The difference between over land and the oceans is observed in terms of the relation between daily column relative humidity (CRH) derived from ERA-interim data and precipitation feature characteristics obtained from the GPM DPR. Over tropical oceans, volumetric precipitation and stratiform precipitation area of precipitation features rapidly increase with CRH, as reported in previous studies. Over tropical land, on the other hand, volumetric precipitation of precipitation feature has a peak at around CRH 0.7.
In terms of the relationship to CRH, we also analyzed tropical and extratropical precipitation feature characteristics. Over tropical oceans, a class of well-organized precipitation systems observed in the highly humid environment has the largest contribution to total precipitation. In contrast, highly convective precipitation systems observed in moderately humid conditions substantially contribute to total precipitation over land.
Over land, it is considered that the heated land surface during daytime is likely to prepare more unstable lower troposphere and thicker mixed layer compared to the case over ocean. Such unstable conditions can lead to the initiation of convective clouds. Therefore regional analysis about environment has been conducted from the perspective of a comparison in various CRH conditions and seasons. In the Amazon, for example, precipitation features observed in moderately humid conditions are dominant in the premonsoon season. In addition, lower troposphere is in most unstable condition in Amazonian premonsoon season. It is suggested that relatively lower humid conditions seasonally coexist with more unstable conditions.

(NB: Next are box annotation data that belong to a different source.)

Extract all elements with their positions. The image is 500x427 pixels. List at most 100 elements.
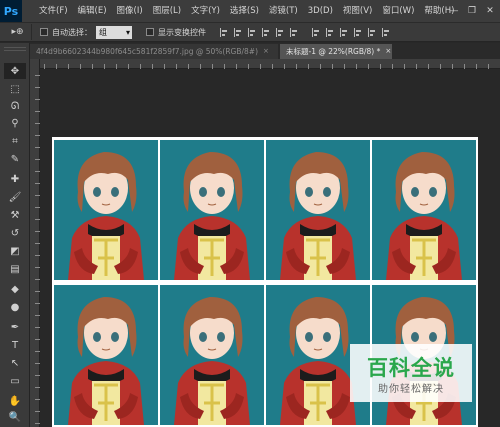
menu-item[interactable]: 图像(I) [112, 0, 148, 22]
ruler-tick [80, 64, 81, 69]
quick-select-tool-icon[interactable]: ⚲ [4, 115, 26, 131]
history-brush-tool-icon[interactable]: ↺ [4, 225, 26, 241]
marquee-tool-icon[interactable]: ⬚ [4, 81, 26, 97]
distribute-left-icon[interactable] [354, 27, 363, 37]
dodge-tool-icon[interactable]: ● [4, 299, 26, 315]
ruler-tick [380, 64, 381, 69]
menu-item[interactable]: 文字(Y) [186, 0, 225, 22]
auto-select-dropdown[interactable]: 组 [96, 25, 132, 39]
ruler-tick [356, 64, 357, 69]
ruler-tick [128, 64, 129, 69]
toolbar-grip[interactable] [4, 47, 26, 51]
align-hcenter-icon[interactable] [276, 27, 285, 37]
auto-select-label: 自动选择： [52, 27, 92, 37]
ruler-tick [35, 207, 40, 208]
restore-button[interactable]: ❐ [464, 3, 480, 19]
shape-tool-icon[interactable]: ▭ [4, 373, 26, 389]
ruler-tick [35, 291, 40, 292]
move-tool-icon[interactable]: ✥ [4, 63, 26, 79]
healing-brush-tool-icon[interactable]: ✚ [4, 171, 26, 187]
hand-tool-icon[interactable]: ✋ [4, 393, 26, 409]
ruler-tick [320, 64, 321, 69]
minimize-button[interactable]: — [446, 3, 462, 19]
crop-tool-icon[interactable]: ⌗ [4, 133, 26, 149]
ruler-tick [35, 279, 40, 280]
gradient-tool-icon[interactable]: ▤ [4, 261, 26, 277]
ruler-tick [35, 183, 40, 184]
ruler-tick [212, 64, 213, 69]
ruler-tick [35, 159, 40, 160]
ruler-tick [35, 255, 40, 256]
ruler-tick [35, 135, 40, 136]
ruler-tick [452, 64, 453, 69]
menu-item[interactable]: 选择(S) [225, 0, 264, 22]
ruler-tick [35, 423, 40, 424]
menu-item[interactable]: 视图(V) [338, 0, 377, 22]
align-vcenter-icon[interactable] [234, 27, 243, 37]
photoshop-logo-icon: Ps [0, 0, 22, 22]
ruler-tick [236, 64, 237, 69]
show-transform-checkbox[interactable] [146, 28, 154, 36]
tab-source-image[interactable]: 4f4d9b6602344b980f645c581f2859f7.jpg @ 5… [30, 44, 278, 59]
ruler-tick [35, 171, 40, 172]
close-button[interactable]: ✕ [482, 3, 498, 19]
tab-untitled[interactable]: 未标题-1 @ 22%(RGB/8) * × [280, 44, 392, 59]
ruler-tick [404, 64, 405, 69]
lasso-tool-icon[interactable]: ᘏ [4, 98, 26, 114]
menu-item[interactable]: 文件(F) [34, 0, 73, 22]
distribute-vcenter-icon[interactable] [326, 27, 335, 37]
menu-item[interactable]: 编辑(E) [73, 0, 112, 22]
align-bottom-icon[interactable] [248, 27, 257, 37]
tool-preset-picker[interactable]: ▸⊕ [4, 24, 32, 40]
ruler-tick [284, 64, 285, 69]
tab-label: 4f4d9b6602344b980f645c581f2859f7.jpg @ 5… [36, 47, 259, 56]
ruler-tick [68, 64, 69, 69]
brush-tool-icon[interactable]: 🖌 [4, 189, 26, 205]
watermark-title: 百科全说 [367, 356, 455, 380]
tab-close-icon[interactable]: × [263, 44, 269, 59]
vertical-ruler[interactable] [30, 59, 40, 427]
distribute-bottom-icon[interactable] [340, 27, 349, 37]
ruler-tick [476, 64, 477, 69]
image-tile [54, 140, 158, 280]
align-right-icon[interactable] [290, 27, 299, 37]
menu-item[interactable]: 图层(L) [148, 0, 186, 22]
window-controls: — ❐ ✕ [444, 0, 498, 22]
align-left-icon[interactable] [262, 27, 271, 37]
eraser-tool-icon[interactable]: ◩ [4, 243, 26, 259]
clone-stamp-tool-icon[interactable]: ⚒ [4, 207, 26, 223]
image-tile [54, 285, 158, 425]
auto-select-checkbox[interactable] [40, 28, 48, 36]
ruler-tick [428, 64, 429, 69]
pen-tool-icon[interactable]: ✒ [4, 319, 26, 335]
menu-item[interactable]: 3D(D) [303, 0, 338, 22]
menu-item[interactable]: 窗口(W) [377, 0, 419, 22]
document-tabs: 4f4d9b6602344b980f645c581f2859f7.jpg @ 5… [30, 43, 500, 59]
distribute-hcenter-icon[interactable] [368, 27, 377, 37]
align-top-icon[interactable] [220, 27, 229, 37]
ruler-tick [35, 99, 40, 100]
ruler-tick [35, 363, 40, 364]
distribute-top-icon[interactable] [312, 27, 321, 37]
eyedropper-tool-icon[interactable]: ✎ [4, 151, 26, 167]
ruler-tick [35, 375, 40, 376]
ruler-tick [35, 87, 40, 88]
ruler-tick [35, 351, 40, 352]
menu-item[interactable]: 滤镜(T) [264, 0, 303, 22]
zoom-tool-icon[interactable]: 🔍 [4, 409, 26, 425]
ruler-tick [368, 64, 369, 69]
blur-tool-icon[interactable]: ◆ [4, 281, 26, 297]
ruler-tick [35, 111, 40, 112]
tab-close-icon[interactable]: × [385, 44, 391, 59]
horizontal-ruler[interactable] [40, 59, 500, 69]
ruler-tick [35, 267, 40, 268]
distribute-right-icon[interactable] [382, 27, 391, 37]
ruler-tick [416, 64, 417, 69]
type-tool-icon[interactable]: T [4, 337, 26, 353]
ruler-tick [140, 64, 141, 69]
image-tile [160, 140, 264, 280]
ruler-tick [176, 64, 177, 69]
ruler-tick [35, 327, 40, 328]
menu-bar: Ps 文件(F) 编辑(E) 图像(I) 图层(L) 文字(Y) 选择(S) 滤镜(T) 3D… [0, 0, 500, 22]
path-select-tool-icon[interactable]: ↖ [4, 355, 26, 371]
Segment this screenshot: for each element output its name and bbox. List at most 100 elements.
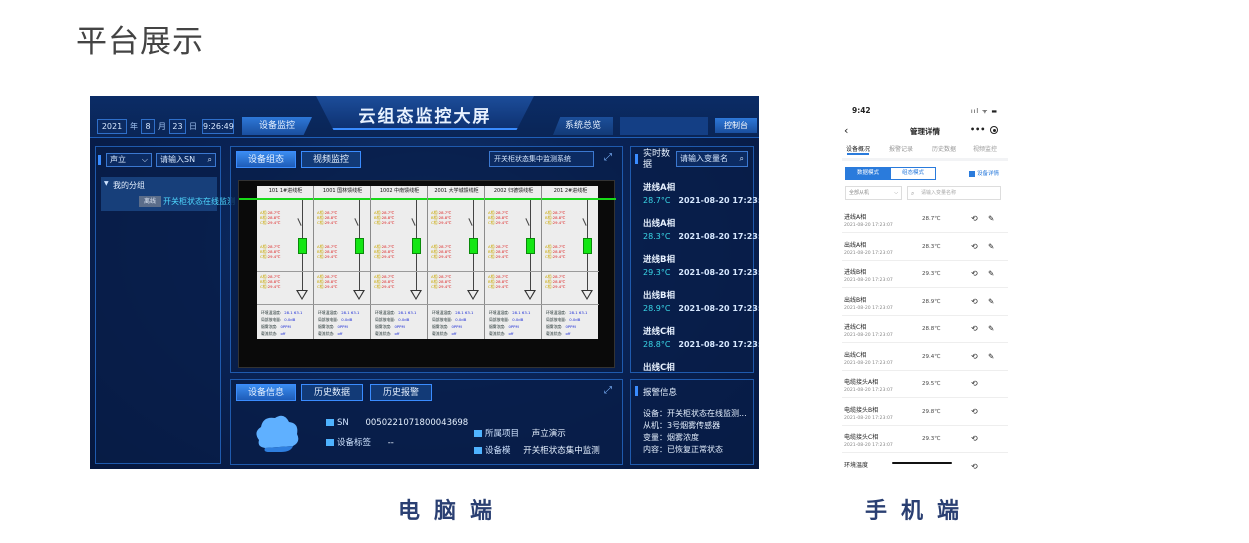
tab-history-alarm[interactable]: 历史报警 [370,384,432,401]
config-mode-button[interactable]: 组态模式 [890,167,936,180]
refresh-icon[interactable]: ⟲ [971,324,978,333]
edit-icon[interactable]: ✎ [988,297,994,306]
mobile-tab-history[interactable]: 历史数据 [932,144,956,153]
year-value[interactable]: 2021 [97,119,127,134]
fullscreen-icon[interactable]: ⤢ [604,152,612,163]
cabinet-column: 201 2#进线柜 A相:28.7℃ B相:28.8℃ C相:29.4℃ A相:28.7… [542,186,599,339]
cabinet-env-row: 烟雾浓度: 0PPM [318,324,348,329]
alarm-device-line: 设备：开关柜状态在线监测... [643,409,747,418]
sn-search-input[interactable]: 请输入SN ⌕ [156,153,216,167]
list-item[interactable]: 进线A相 2021-08-20 17:23:07 28.7℃ ⟲ ✎ [842,206,1008,233]
realtime-item-name: 进线C相 [643,327,675,337]
tag-value: -- [387,438,394,448]
env-value: 0.0dB [455,317,467,322]
refresh-icon[interactable]: ⟲ [971,269,978,278]
refresh-icon[interactable]: ⟲ [971,297,978,306]
list-item[interactable]: 出线C相 2021-08-20 17:23:07 29.4℃ ⟲ ✎ [842,344,1008,371]
sn-search-placeholder: 请输入SN [160,155,196,164]
list-item[interactable]: 进线C相 2021-08-20 17:23:07 28.8℃ ⟲ ✎ [842,316,1008,343]
mobile-tab-alarm-records[interactable]: 报警记录 [889,144,913,153]
mobile-tab-video[interactable]: 视频监控 [973,144,997,153]
refresh-icon[interactable]: ⟲ [971,242,978,251]
cabinet-reading-group: A相:28.7℃ B相:28.8℃ C相:29.4℃ [545,274,565,289]
reading-label: C相: [488,220,496,225]
cabinet-divider [371,271,428,272]
project-label: 所属项目 [485,429,520,439]
data-mode-button[interactable]: 数据模式 [845,167,891,180]
breaker-block [469,238,478,254]
tab-system-overview[interactable]: 系统总览 [553,117,613,135]
reading-label: C相: [431,254,439,259]
tab-video-monitor[interactable]: 视频监控 [301,151,361,168]
env-label: 局部放电量: [375,317,396,322]
edit-icon[interactable]: ✎ [988,352,994,361]
list-item[interactable]: 电缆接头B相 2021-08-20 17:23:07 29.8℃ ⟲ [842,399,1008,426]
cabinet-reading-group: A相:28.7℃ B相:28.8℃ C相:29.4℃ [488,244,508,259]
realtime-item-temp: 28.3°C [643,232,671,241]
reading-value: 29.4℃ [381,254,395,259]
dashboard-title: 云组态监控大屏 [358,107,492,127]
slave-select[interactable]: 全部从机 ⌵ [845,186,902,200]
cabinet-env-row: 载流状态: off [261,331,285,336]
refresh-icon[interactable]: ⟲ [971,462,978,470]
project-select[interactable]: 声立 ⌵ [106,153,152,167]
list-item-name: 环境温度 [844,461,869,469]
tree-group-my-groups[interactable]: ▼ 我的分组 离线 开关柜状态在线监测 [101,177,235,211]
month-value[interactable]: 8 [141,119,155,134]
tab-device-config[interactable]: 设备组态 [236,151,296,168]
edit-icon[interactable]: ✎ [988,269,994,278]
mobile-search-input[interactable]: ⌕ 请输入变量名称 [907,186,1001,200]
reading-value: 29.4℃ [495,254,509,259]
refresh-icon[interactable]: ⟲ [971,379,978,388]
realtime-data-panel: 实时数 据 请输入变量名 ⌕ 进线A相 28.7°C 2021-08-20 17:2… [630,146,759,373]
cabinet-env-row: 载流状态: off [375,331,399,336]
device-detail-link[interactable]: 设备详情 [969,169,999,177]
cabinet-column: 2001 大学城馈线柜 A相:28.7℃ B相:28.8℃ C相:29.4℃ A相:28… [428,186,485,339]
console-button[interactable]: 控制台 [715,118,757,133]
realtime-item-line: 28.8°C 2021-08-20 17:23:07 [643,340,759,349]
env-value: 28.1 63.1 [569,310,588,315]
refresh-icon[interactable]: ⟲ [971,434,978,443]
search-icon[interactable]: ⌕ [740,152,744,166]
reading-value: 29.4℃ [267,254,281,259]
target-icon[interactable] [990,126,998,134]
env-value: 0.0dB [284,317,296,322]
reading-label: C相: [260,254,268,259]
realtime-title: 实时数 据 [643,149,670,171]
project-row: 所属项目 声立演示 [474,427,566,439]
system-select[interactable]: 开关柜状态集中监测系统 [489,151,594,167]
list-item[interactable]: 出线A相 2021-08-20 17:23:07 28.3℃ ⟲ ✎ [842,234,1008,261]
cabinet-reading-group: A相:28.7℃ B相:28.8℃ C相:29.4℃ [317,274,337,289]
more-icon[interactable]: ••• [970,125,985,134]
realtime-item-name: 出线B相 [643,291,675,301]
mobile-tab-overview[interactable]: 设备概况 [846,144,870,153]
refresh-icon[interactable]: ⟲ [971,214,978,223]
edit-icon[interactable]: ✎ [988,242,994,251]
tab-device-info[interactable]: 设备信息 [236,384,296,401]
search-icon[interactable]: ⌕ [208,154,212,166]
env-value: 0PPM [508,324,519,329]
edit-icon[interactable]: ✎ [988,324,994,333]
reading-value: 29.4℃ [495,284,509,289]
day-value[interactable]: 23 [169,119,186,134]
tree-device-item[interactable]: 开关柜状态在线监测 [163,196,235,207]
edit-icon[interactable]: ✎ [988,214,994,223]
caret-down-icon[interactable]: ▼ [104,180,109,187]
refresh-icon[interactable]: ⟲ [971,352,978,361]
list-item[interactable]: 电缆接头A相 2021-08-20 17:23:07 29.5℃ ⟲ [842,371,1008,398]
list-item[interactable]: 出线B相 2021-08-20 17:23:07 28.9℃ ⟲ ✎ [842,289,1008,316]
cabinet-reading-group: A相:28.7℃ B相:28.8℃ C相:29.4℃ [317,244,337,259]
env-label: 局部放电量: [261,317,282,322]
tab-history-data[interactable]: 历史数据 [301,384,363,401]
realtime-item: 出线A相 28.3°C 2021-08-20 17:23:07 [643,217,759,241]
list-item[interactable]: 电缆接头C相 2021-08-20 17:23:07 29.3℃ ⟲ [842,426,1008,453]
variable-search-input[interactable]: 请输入变量名 ⌕ [676,151,748,167]
env-value: 28.1 63.1 [398,310,417,315]
tab-device-monitor[interactable]: 设备监控 [242,117,312,135]
refresh-icon[interactable]: ⟲ [971,407,978,416]
list-item[interactable]: 进线B相 2021-08-20 17:23:07 29.3℃ ⟲ ✎ [842,261,1008,288]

This result implies a possibility that the peak in volumetric precipitation of precipitation features at moderate CRH is associated with convective systems developed in such unstable conditions.
In mid-latitude regions, the different results between over land and over oceans are also observed. Over extratropical oceans, volumetric precipitation and stratiform precipitation area of precipitation features also increase with CRH as over tropical oceans. However, the relationship is relatively linear over extratropical oceans in contrast to an exponential growth observed over tropical oceans. It is possibly attributed to the difference in dominant precipitation mechanism between tropics and mid-latitude regions. Over extratropical land, volumetric precipitation of precipitation features has a peak at around CRH 0.55-0.65. This result over extratropical land is similar to that over tropical land. This agreement of results can be explained by the fact that highly convective systems greatly contribute to total precipitation over both land regions.